How can I think, read or write more analytically?

Simply defined, analysis means re-organising facts or ideas. That is, analysis is the process of looking at facts or ideas and sorting them into categories, groups, parts, types or relationships.

  • Analytical thinking means seeing similarities and differences between facts and ideas, looking for patterns and trends, identifying real examples of an abstract principle, or breaking something into its different parts.
  • Analytical reading means doing the same things in relation to what you are reading; for example, considering how this article is related to what you have read before, looking at how the main ideas in the article can be broken into parts, thinking of real-life examples, etc.
  • Analytical writing means doing the same things mentioned above, and then naming the analytical categories you have thought about, and using them to organise the structure of your own text. For example, if you are writing a comparison of public and private education, you could name some categories of comparison, such as cost effectiveness, equity and political implications, and use these to structure your paragraphs.

Sometimes, you need to use analytical categories or relationships which are already part of the discipline. For example, in the discipline of Linguistics, there are grammatical categories, such as imperative, declarative and interrogative, which can be used to categorise real examples of spoken language. In the discipline of Law, there are two types of law: common law and statute law.

Often, however, you create new analytical categories or relationships, specifically for your text. For example, if you need to compare two theories, you might break your comparison into 3 parts, based on categories for comparing the theories, such as: how each theory deals with social context, how each theory deals with grammar, and how each theory can be used in practice.

To make your writing more analytical, here are some tips:

  • Spend plenty of time planning.
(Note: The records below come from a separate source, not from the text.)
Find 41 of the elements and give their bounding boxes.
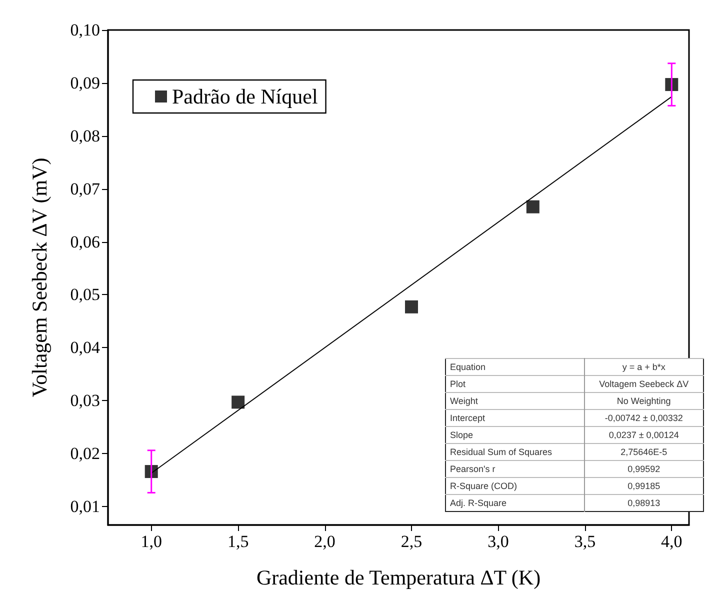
annotation: Slope (446, 426, 584, 444)
x-tick-label: 2,5 (400, 532, 422, 551)
y-tick-label: 0,05 (70, 285, 100, 304)
annotation: 0,0237 ± 0,00124 (584, 426, 704, 444)
x-tick-label: 4,0 (661, 532, 682, 551)
y-tick-label: 0,10 (70, 20, 100, 40)
annotation: Adj. R-Square (446, 494, 584, 512)
y-tick-label: 0,06 (70, 232, 100, 252)
x-tick-label: 2,0 (314, 532, 336, 551)
point (405, 300, 418, 314)
legend-label: Padrão de Níquel (172, 84, 318, 108)
x-tick-label: 1,5 (227, 532, 249, 551)
annotation: 2,75646E-5 (584, 444, 704, 460)
annotation: Residual Sum of Squares (446, 444, 584, 460)
y-tick-label: 0,04 (70, 338, 100, 358)
annotation: No Weighting (584, 392, 704, 410)
annotation: Plot (446, 376, 584, 392)
annotation: Equation (446, 358, 584, 376)
y-tick-label: 0,02 (70, 444, 100, 464)
x-tick-label: 3,0 (488, 532, 509, 551)
annotation: Intercept (446, 410, 584, 426)
y-tick-label: 0,01 (70, 496, 100, 516)
annotation: -0,00742 ± 0,00332 (584, 410, 704, 426)
y-axis-title: Voltagem Seebeck ΔV (mV) (28, 158, 52, 398)
annotation: Voltagem Seebeck ΔV (584, 376, 704, 392)
annotation: Weight (446, 392, 584, 410)
y-tick-label: 0,09 (70, 73, 100, 92)
point (232, 396, 245, 409)
annotation: R-Square (COD) (446, 478, 584, 494)
annotation: y = a + b*x (584, 358, 704, 376)
annotation: 0,99592 (584, 460, 704, 478)
x-tick-label: 3,5 (574, 532, 596, 551)
annotation: 0,98913 (584, 494, 704, 512)
y-tick-label: 0,08 (70, 126, 100, 146)
annotation: Pearson's r (446, 460, 584, 478)
y-tick-label: 0,03 (70, 391, 100, 410)
point (526, 200, 540, 214)
x-tick-label: 1,0 (140, 532, 162, 551)
annotation: 0,99185 (584, 478, 704, 494)
y-tick-label: 0,07 (70, 179, 100, 198)
x-axis-title: Gradiente de Temperatura ΔT (K) (256, 566, 541, 590)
Brainstorm the facts and ideas, and try different ways of grouping them, according to patterns, parts, similarities and differences, using colour-coding, flow-charts, tree-diagrams or tables.
  • Create a name for the relationships and categories you find: e.g. advantages, disadvantages.
  • Build each paragraph around one of the analytical categories.
  • Make the paragraph structure of your paper clear to your reader, by using topic sentences and a clear introduction.